The outcomes of a badly run Medicaid program could be serious, according to Field and Hempstead. Field notes that Medicaid is “unloved; everyone likes to take hits at it, but it is the backbone of our safety net hospitals, of our pediatric hospitals. Its influence is beneath most people’s radar, but it’s throughout the system, so if you tinker with it, a lot of harm can be done.” Hempstead noted that Medicaid is the single-biggest category with 72 million people enrolled in it. “It’s a huge lifeline for a lot of providers and [has] widely different beneficiary groups,” she said. “[They are] kids, pregnant women and healthy adults, but also some very sick people, the aged and disabled.”
“If there is a way to provide more coverage for less money, then [Trump has] got a brand new business line, even better than resorts and hotels.” –Robert Field
A policy of caps on per-capita funding for Medicaid must consider how appropriate it is for groups with varying per-capita expenditures, and how those patient populations grow over time, Hempstead said. “You can think about some really bad scenarios, especially for the very vulnerable populations of the aged and disabled, and also some huge shifting of burdens on family caregivers as the programs run out of money,” she added. She noted that many states expanded their Medicaid offerings in recent years to fix deficiencies. “Now you can imagine a lot of transitions that won’t necessarily bode well for vulnerable people.”
The Road Ahead
Health insurance costs could also be tamed by people adopting healthier lifestyles, Field said. He noted that the ACA included provisions to encourage prevention, including making preventive services available with no co-pays or deductibles. It also fostered innovation in payment models. For example, providers get incentives where they are rewarded more for the health of their population than for the number of services that they provide.

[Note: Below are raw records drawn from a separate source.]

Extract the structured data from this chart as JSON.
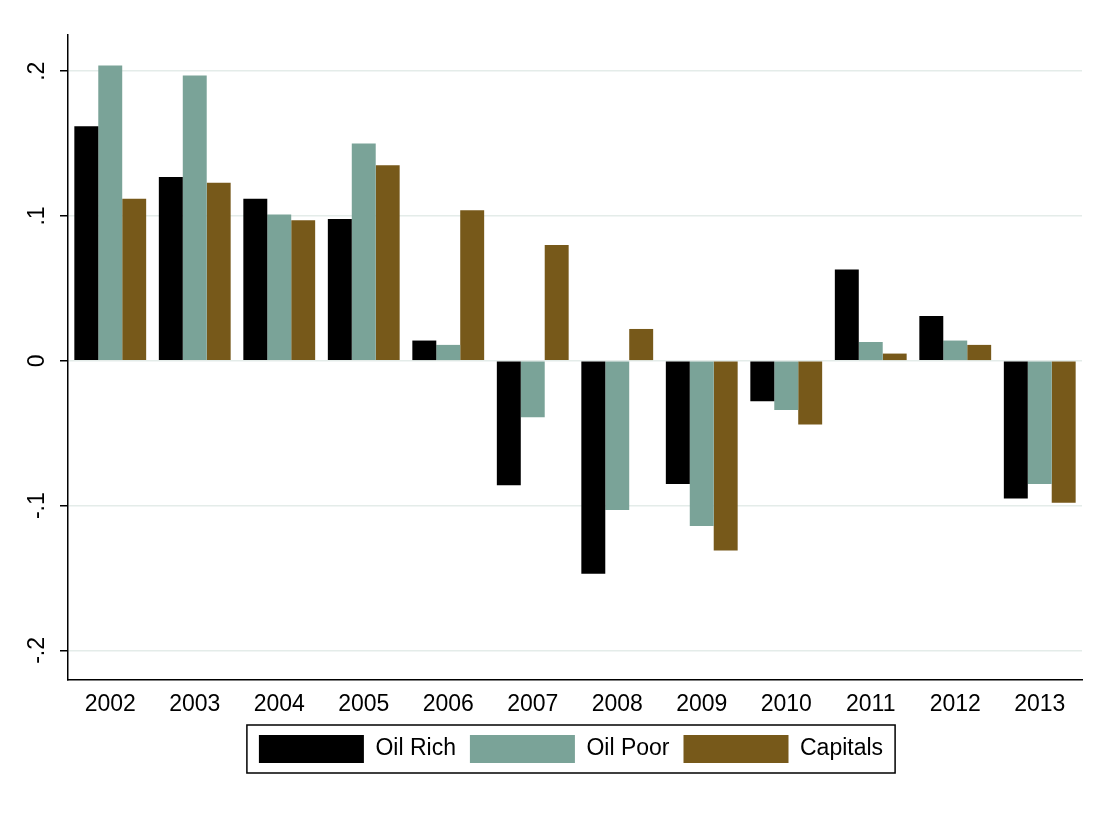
{
  "chart_data": {
    "type": "bar",
    "categories": [
      "2002",
      "2003",
      "2004",
      "2005",
      "2006",
      "2007",
      "2008",
      "2009",
      "2010",
      "2011",
      "2012",
      "2013"
    ],
    "series": [
      {
        "name": "Oil Rich",
        "color": "#000000",
        "values": [
          0.162,
          0.127,
          0.112,
          0.098,
          0.014,
          -0.086,
          -0.147,
          -0.085,
          -0.028,
          0.063,
          0.031,
          -0.095
        ]
      },
      {
        "name": "Oil Poor",
        "color": "#7aa398",
        "values": [
          0.204,
          0.197,
          0.101,
          0.15,
          0.011,
          -0.039,
          -0.103,
          -0.114,
          -0.034,
          0.013,
          0.014,
          -0.085
        ]
      },
      {
        "name": "Capitals",
        "color": "#77591a",
        "values": [
          0.112,
          0.123,
          0.097,
          0.135,
          0.104,
          0.08,
          0.022,
          -0.131,
          -0.044,
          0.005,
          0.011,
          -0.098
        ]
      }
    ],
    "ylim": [
      -0.22,
      0.225
    ],
    "yticks": [
      {
        "value": -0.2,
        "label": "-.2"
      },
      {
        "value": -0.1,
        "label": "-.1"
      },
      {
        "value": 0,
        "label": "0"
      },
      {
        "value": 0.1,
        "label": ".1"
      },
      {
        "value": 0.2,
        "label": ".2"
      }
    ],
    "grid": "y",
    "legend": "bottom"
  }
}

But achieving all that is not easy, Field said. “How do you change behavior? We’re not going to shut down McDonald’s, we’re not going to outlaw cigarettes, and we’re not going to force you to go to the gym,” he explained. “There are limits to how far the nanny state can go.” Additionally, even if people make those lifestyle changes, it would take 20, 30 or 40 years before their effects are seen on the health care system, he added.

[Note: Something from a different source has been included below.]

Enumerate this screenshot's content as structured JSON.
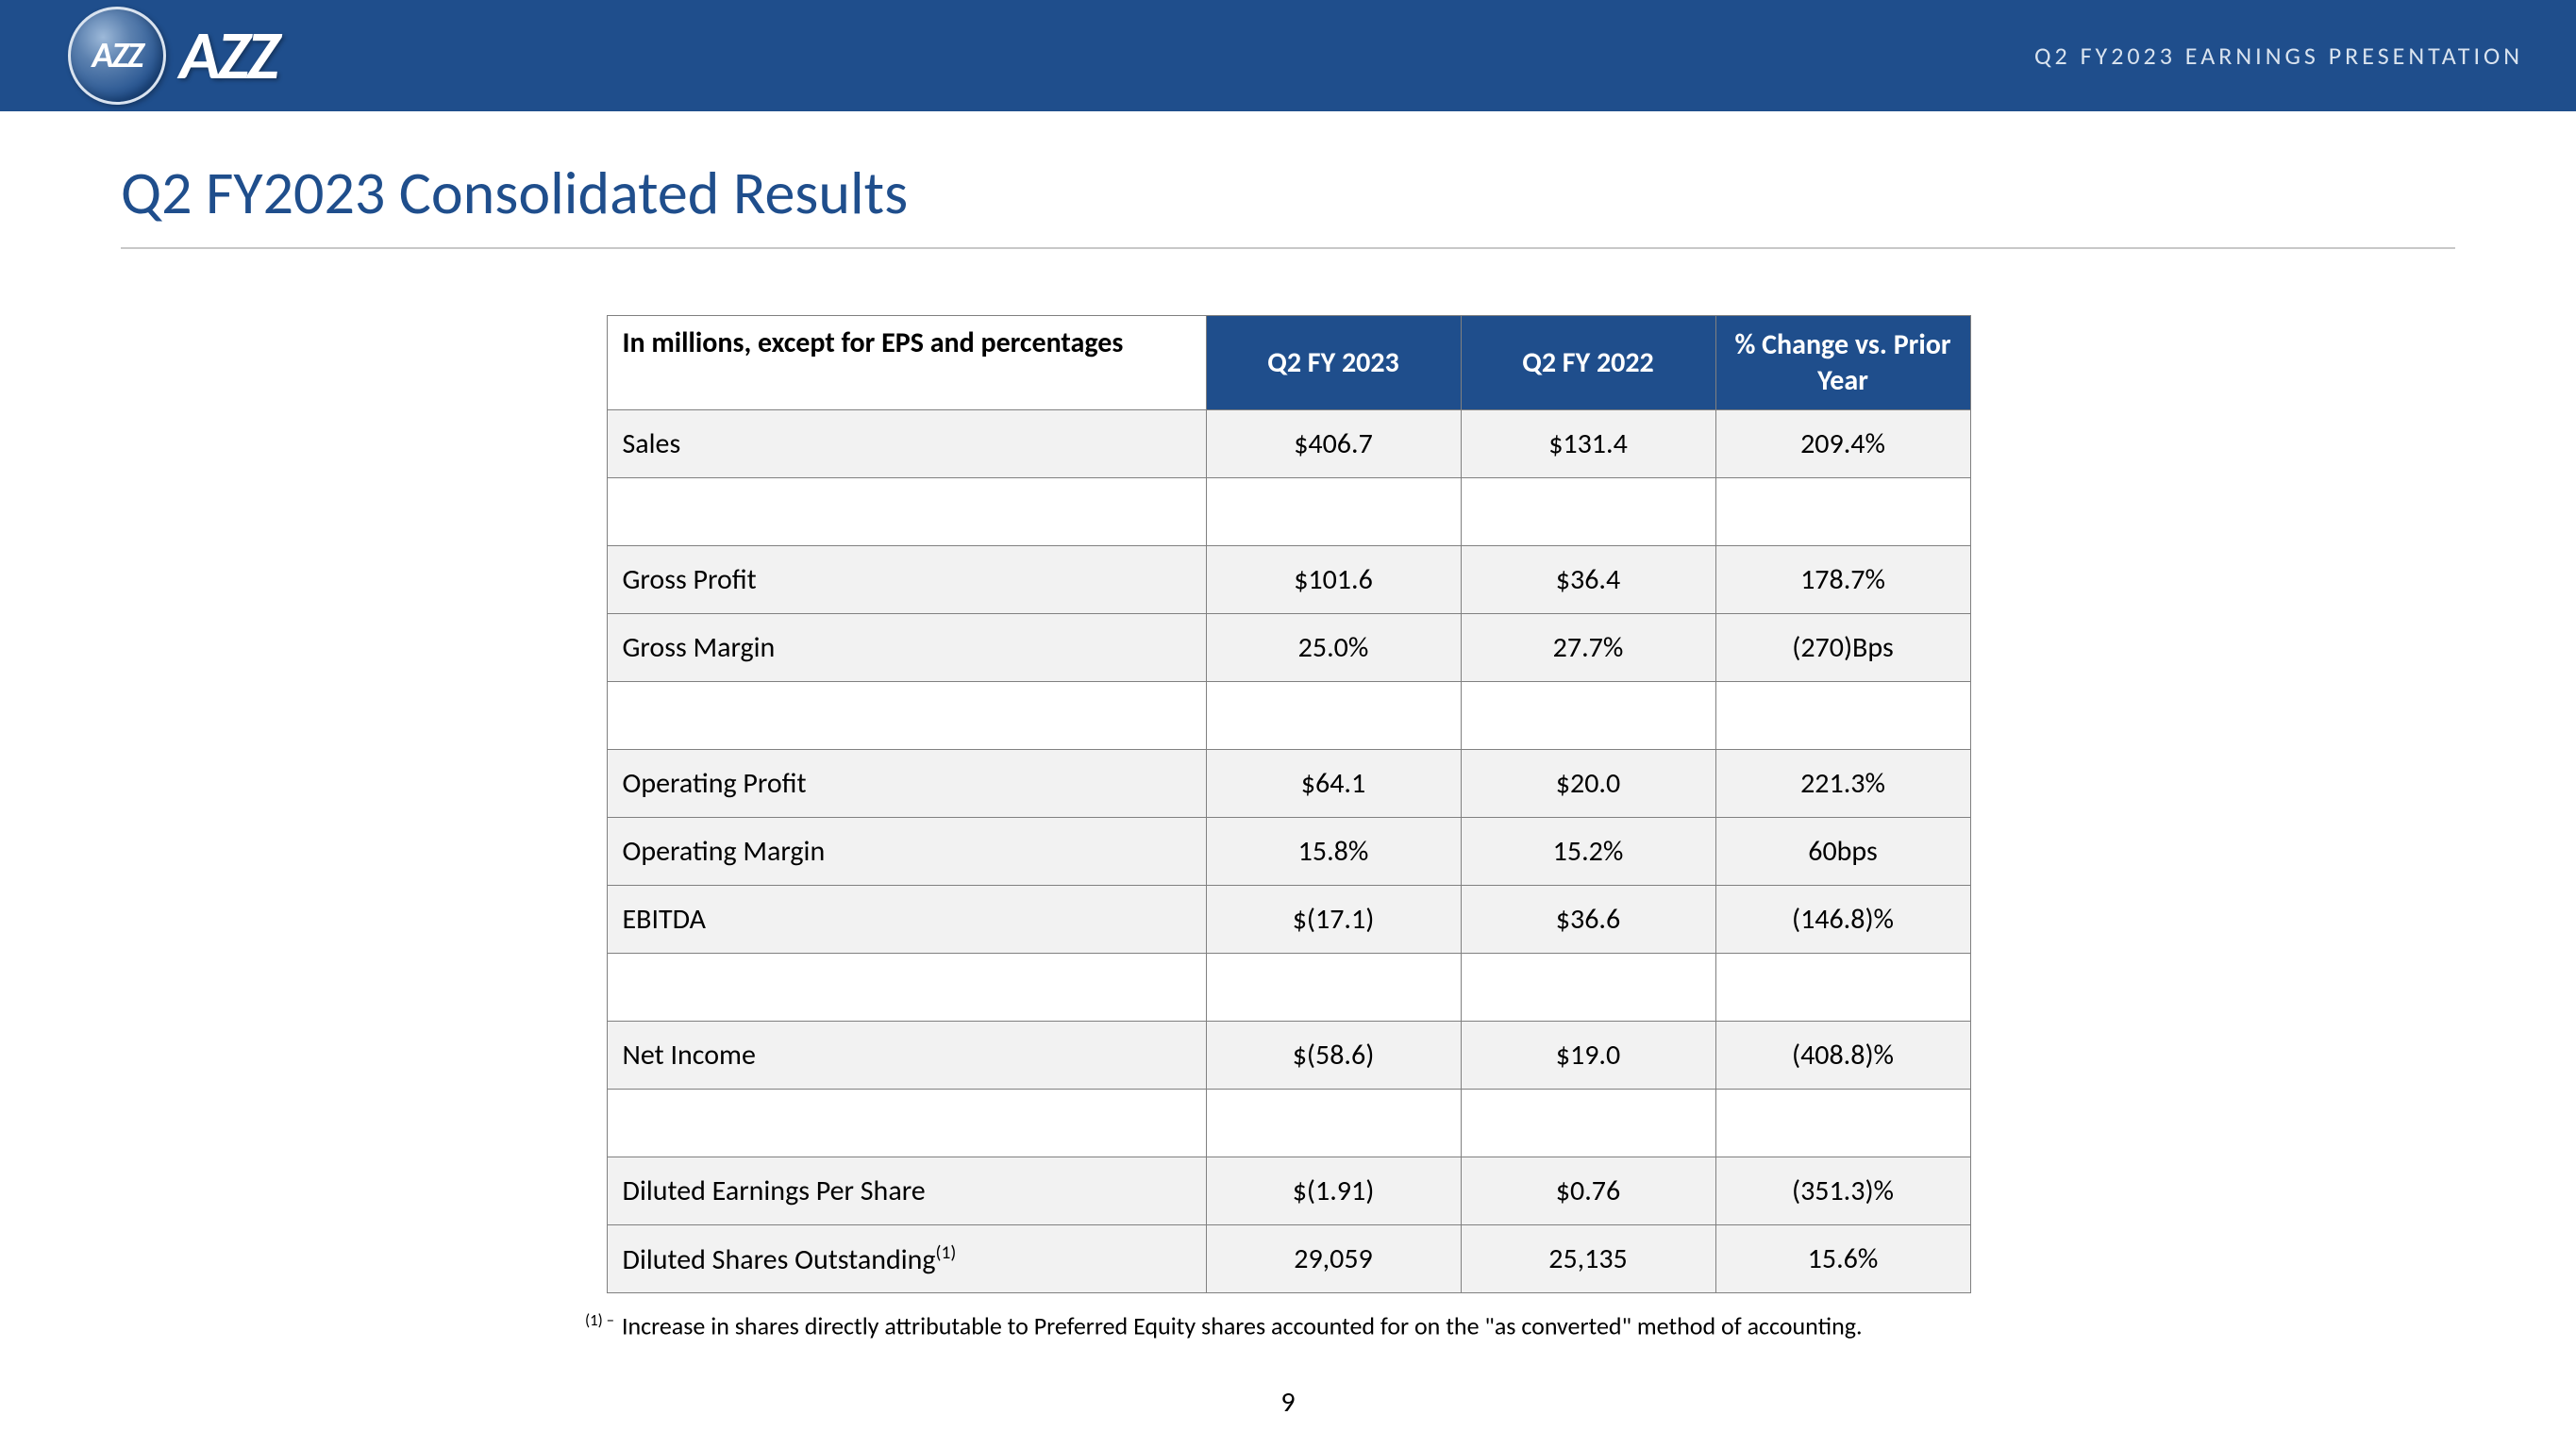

More on the immediate horizon, Hempstead said there is no certainty that the Republican proposals would become reality. “It’s not clear there are the votes for this,” she added. “If there are a lot of really dire projections about people getting thrown out of coverage and about affordability issues, it’s not going to be simple.” Field said he expected heated debates in the town hall meetings over the proposals. “A lot of people now are scared and angry that they will lose their health coverage, and that will have a big effect on what Congress ends up doing.”

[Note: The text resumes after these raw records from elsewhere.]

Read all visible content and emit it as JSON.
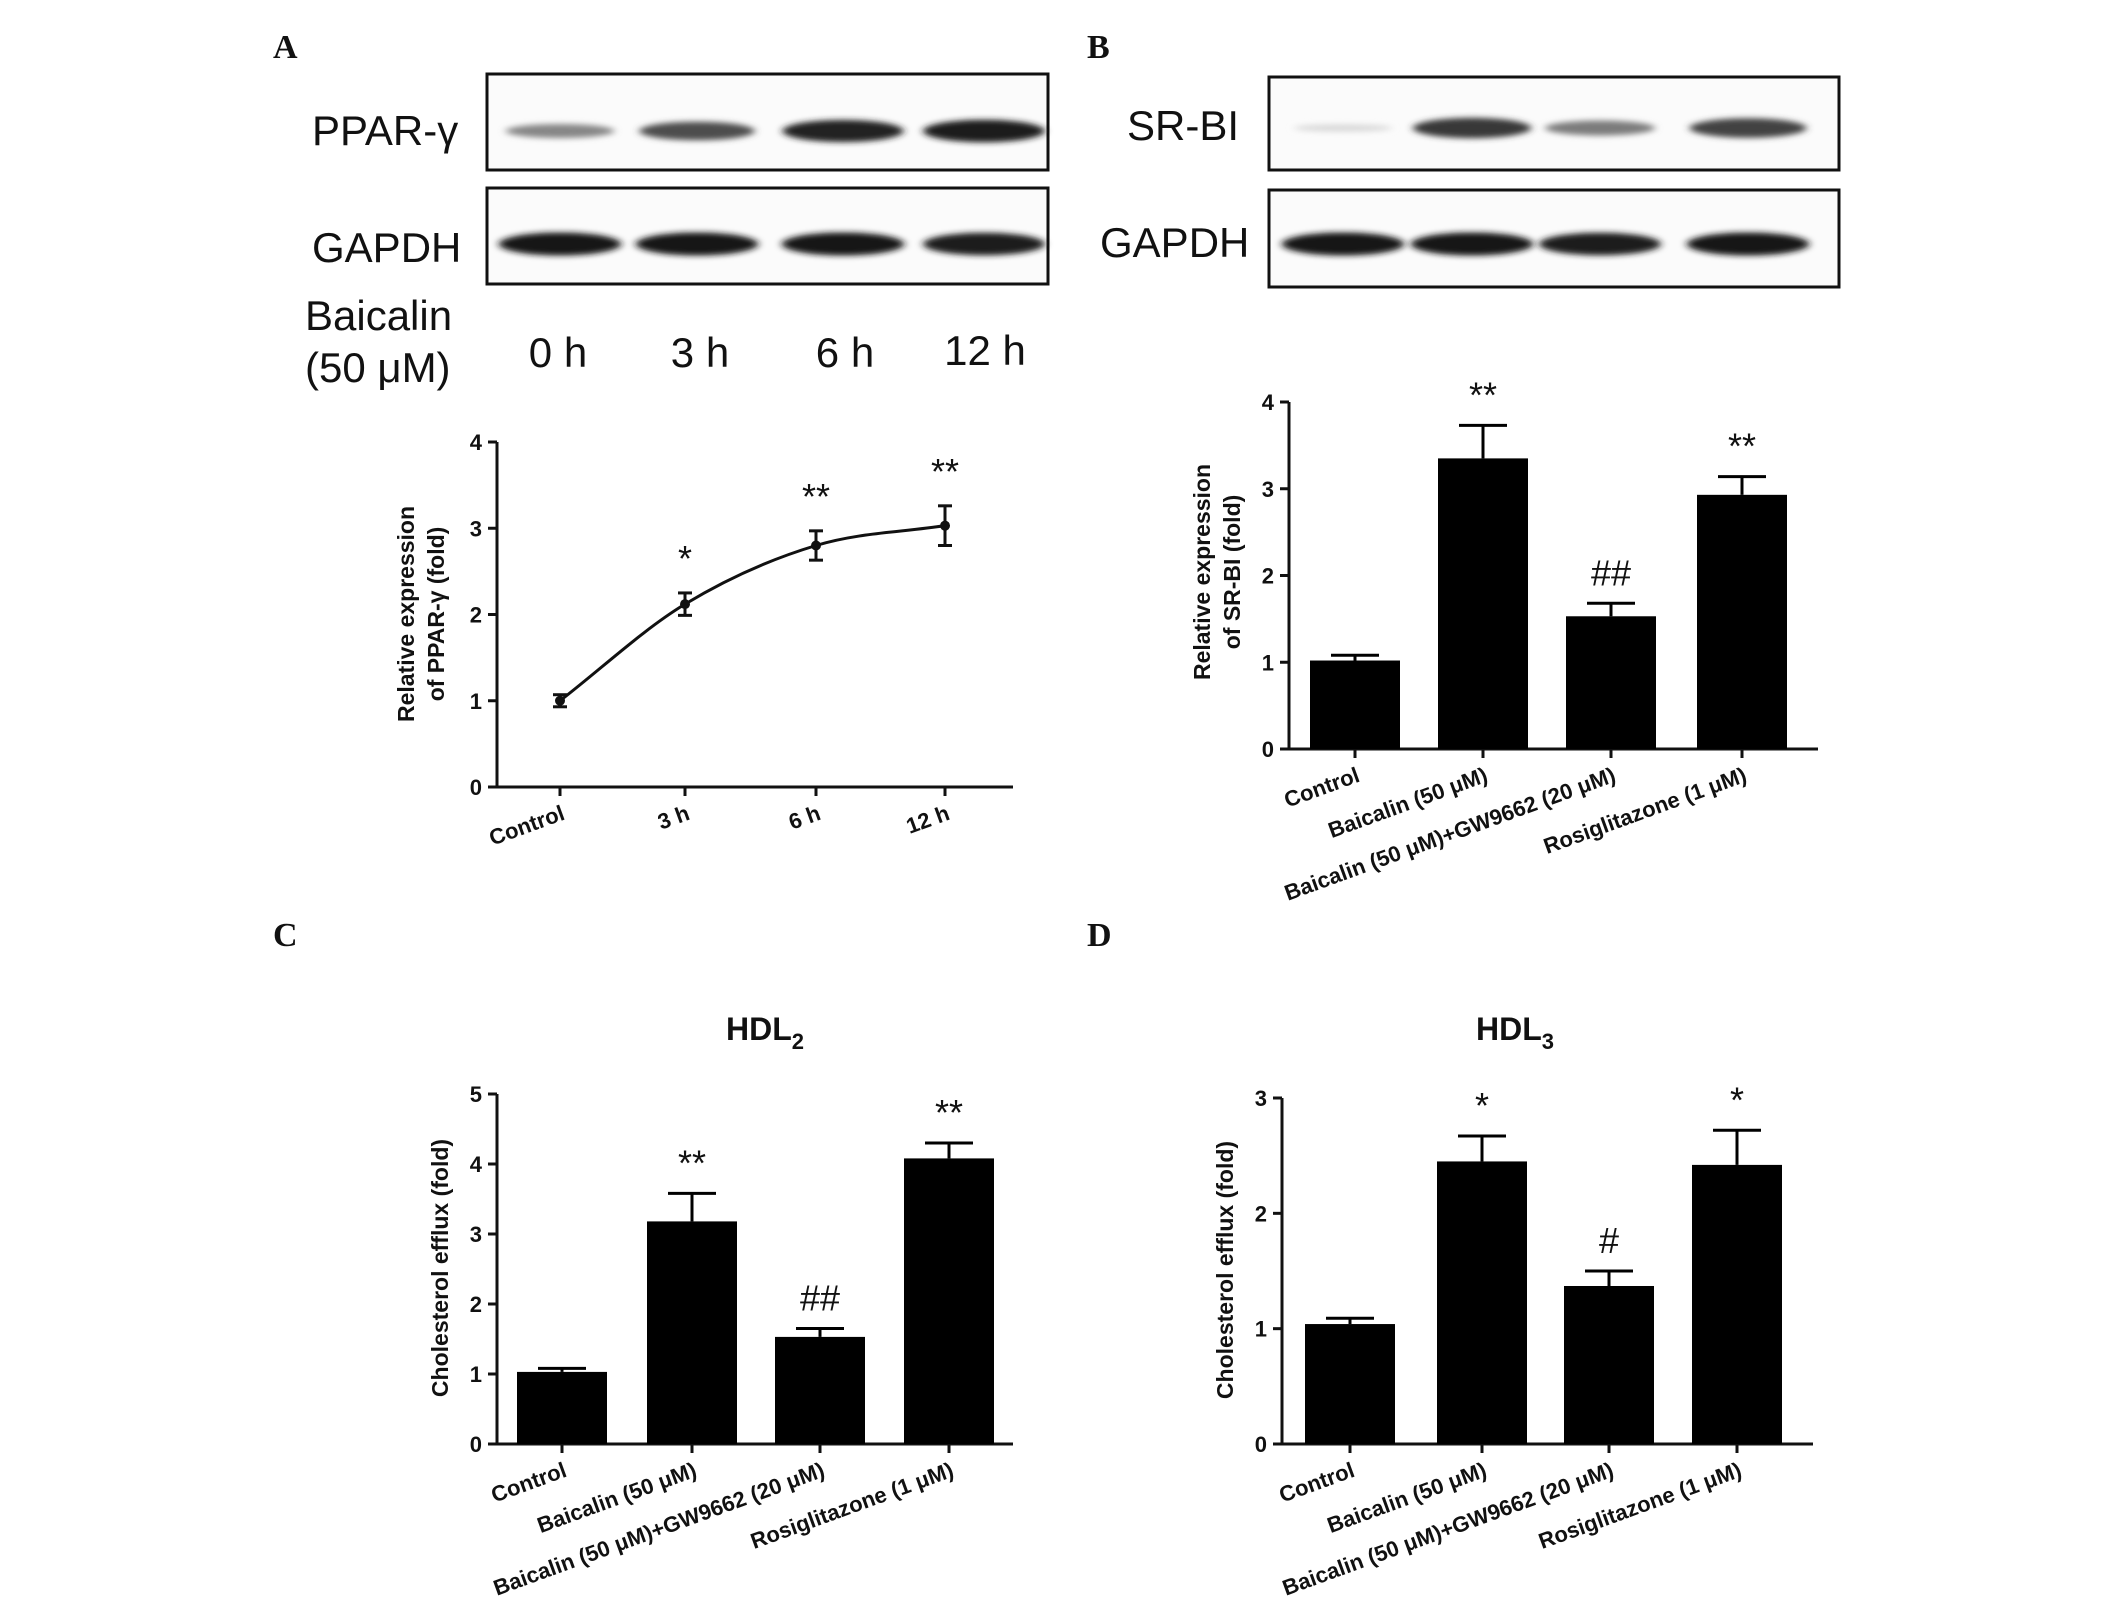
{
  "panels": {
    "A": "A",
    "B": "B",
    "C": "C",
    "D": "D"
  },
  "blots": {
    "A": {
      "rows": [
        "PPAR-γ",
        "GAPDH"
      ],
      "treatment_label": [
        "Baicalin",
        "(50 μM)"
      ],
      "lanes": [
        "0 h",
        "3 h",
        "6 h",
        "12 h"
      ],
      "band_intensity": [
        [
          0.45,
          0.7,
          0.9,
          0.92
        ],
        [
          0.95,
          0.95,
          0.95,
          0.92
        ]
      ]
    },
    "B": {
      "rows": [
        "SR-BI",
        "GAPDH"
      ],
      "band_intensity": [
        [
          0.08,
          0.8,
          0.5,
          0.75
        ],
        [
          0.95,
          0.95,
          0.92,
          0.95
        ]
      ]
    }
  },
  "chart_data": [
    {
      "panel": "A",
      "type": "line",
      "categories": [
        "Control",
        "3 h",
        "6 h",
        "12 h"
      ],
      "values": [
        1.0,
        2.12,
        2.8,
        3.03
      ],
      "errors": [
        0.07,
        0.13,
        0.17,
        0.23
      ],
      "significance": [
        "",
        "*",
        "**",
        "**"
      ],
      "title": "",
      "ylabel": [
        "Relative expression",
        "of PPAR-γ (fold)"
      ],
      "ylim": [
        0,
        4
      ],
      "yticks": [
        "0",
        "1",
        "2",
        "3",
        "4"
      ]
    },
    {
      "panel": "B",
      "type": "bar",
      "categories": [
        "Control",
        "Baicalin  (50 μM)",
        "Baicalin  (50 μM)+GW9662 (20 μM)",
        "Rosiglitazone  (1 μM)"
      ],
      "values": [
        1.02,
        3.35,
        1.53,
        2.93
      ],
      "errors": [
        0.06,
        0.38,
        0.15,
        0.21
      ],
      "significance": [
        "",
        "**",
        "##",
        "**"
      ],
      "title": "",
      "ylabel": [
        "Relative expression",
        "of SR-BI (fold)"
      ],
      "ylim": [
        0,
        4
      ],
      "yticks": [
        "0",
        "1",
        "2",
        "3",
        "4"
      ]
    },
    {
      "panel": "C",
      "type": "bar",
      "categories": [
        "Control",
        "Baicalin  (50 μM)",
        "Baicalin  (50 μM)+GW9662 (20 μM)",
        "Rosiglitazone  (1 μM)"
      ],
      "values": [
        1.03,
        3.18,
        1.53,
        4.08
      ],
      "errors": [
        0.05,
        0.4,
        0.12,
        0.22
      ],
      "significance": [
        "",
        "**",
        "##",
        "**"
      ],
      "title": "HDL",
      "title_sub": "2",
      "ylabel": [
        "Cholesterol efflux (fold)"
      ],
      "ylim": [
        0,
        5
      ],
      "yticks": [
        "0",
        "1",
        "2",
        "3",
        "4",
        "5"
      ]
    },
    {
      "panel": "D",
      "type": "bar",
      "categories": [
        "Control",
        "Baicalin  (50 μM)",
        "Baicalin  (50 μM)+GW9662 (20 μM)",
        "Rosiglitazone  (1 μM)"
      ],
      "values": [
        1.04,
        2.45,
        1.37,
        2.42
      ],
      "errors": [
        0.05,
        0.22,
        0.13,
        0.3
      ],
      "significance": [
        "",
        "*",
        "#",
        "*"
      ],
      "title": "HDL",
      "title_sub": "3",
      "ylabel": [
        "Cholesterol efflux (fold)"
      ],
      "ylim": [
        0,
        3
      ],
      "yticks": [
        "0",
        "1",
        "2",
        "3"
      ]
    }
  ]
}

Field, too, is not sure the Trump administration will find a way to make the various disparate objectives of the new plan coalesce into a workable alternative. “If [Trump] has a magic formula, then that is amazing,” he said. “If there is a way to provide more coverage for less money, then he’s got a brand new business line, even better than resorts and hotels. If he can do it, great, but [it is] just a little bit dubious.” Added Hempstead: “We’re taking public money out of the market, which is not going to bode well for people that get coverage and for the markets to really thrive.”